Me and dad, circa 1983

Someone once said to me whilst I was bewailing my flaws and deeply entrenched in the erroneous belief that one day I would be ‘free’…. Why would you be exempt from the whole rainbow of human emotion, Olivia? Mind blown. I felt both affronted and relieved in equal measure.
 
So where do these unenticing and seemingly repugnant parts come from, and how do we accept them?
 
One theory goes that as children, we are helplessly forced to unconsciously decide between attachment and authenticity.

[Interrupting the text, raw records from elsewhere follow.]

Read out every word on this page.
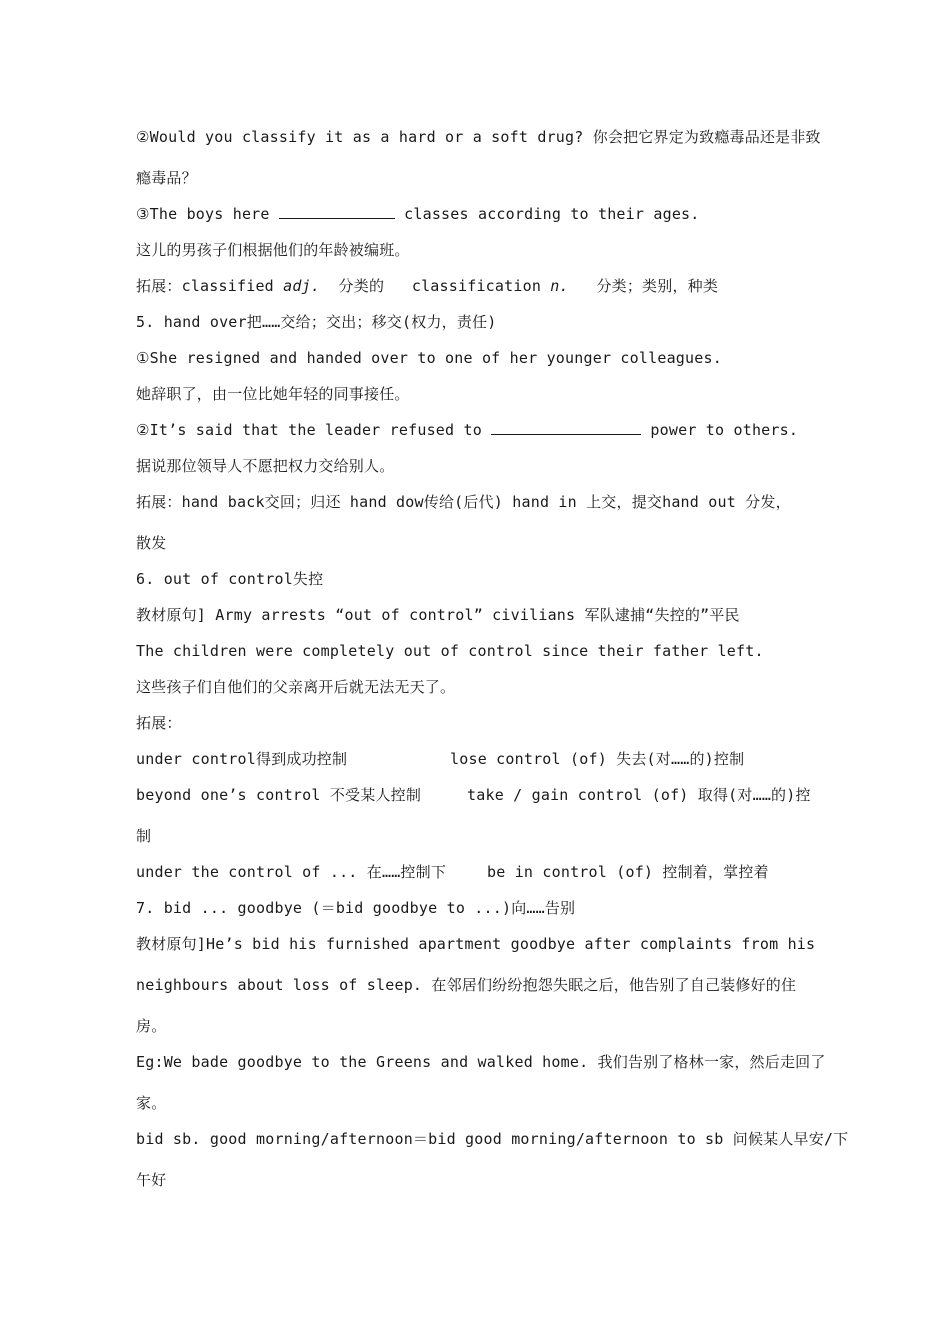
②Would you classify it as a hard or a soft drug? 你会把它界定为致瘾毒品还是非致
瘾毒品？
③The boys here	classes according to their ages.
这儿的男孩子们根据他们的年龄被编班。
拓展：classified adj.  分类的   classification n.   分类；类别，种类
5. hand over把……交给；交出；移交(权力，责任)
①She resigned and handed over to one of her younger colleagues.
她辞职了，由一位比她年轻的同事接任。
②It’s said that the leader refused to	power to others.
据说那位领导人不愿把权力交给别人。
拓展：hand back交回；归还 hand dow传给(后代) hand in 上交，提交hand out 分发，
散发
6. out of control失控
教材原句] Army arrests “out of control” civilians 军队逮捕“失控的”平民
The children were completely out of control since their father left.
这些孩子们自他们的父亲离开后就无法无天了。
拓展：
under control得到成功控制	lose control (of) 失去(对……的)控制
beyond one’s control 不受某人控制	take / gain control (of) 取得(对……的)控
制
under the control of ... 在……控制下	be in control (of) 控制着，掌控着
7. bid ... goodbye (＝bid goodbye to ...)向……告别
教材原句]He’s bid his furnished apartment goodbye after complaints from his
neighbours about loss of sleep. 在邻居们纷纷抱怨失眠之后，他告别了自己装修好的住
房。
Eg:We bade goodbye to the Greens and walked home. 我们告别了格林一家，然后走回了
家。
bid sb. good morning/afternoon＝bid good morning/afternoon to sb 问候某人早安/下
午好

We learn very quickly which parts of ourselves are agreeable by the response we receive from our caregivers – compliance good, tantrums bad; happiness good, sadness bad. (These are sweeping generalisations of course – everything and every theory is multi-dimensional, multi-textured and wildly nuanced.)
 
We often receive love and approval in response to our acceptable qualities, and disdain, disapproval, anger or criticism in response to our ‘unacceptable’ traits. Because love and approval feel wonderful in our bodies, and disdain and criticism feel wretchedly awful and scary (our bodies feel unsafe, we fear deeply the possibility of rejection) we learn as little beings to present palatable, masked versions of ourselves to the world.
 
We learn to illuminate our happy, shiny, lovable parts and squash down all the rest. We subjugate our needs and feelings. We sacrifice our authenticity.

What we resist persists

But like a beach ball being pushed down under water, these parts we try and suppress are irrepressible. They will always resurface, and the more we fight, the more force they will erupt with.
 
True freedom and peace therefore come from the (perhaps) unpalatable paradox of accepting the parts of ourselves we wish didn’t exist. Befriending our internal enemies. Folding into our arms the pieces that appal us, the traits we’ve drenched in shame.
 
Because when we stop fighting ourselves, when we cease the self-flagellation and wave our white flags of surrender, there is spaciousness and peace and ease within our entirety. In our wholeness there is harmony between light and dark.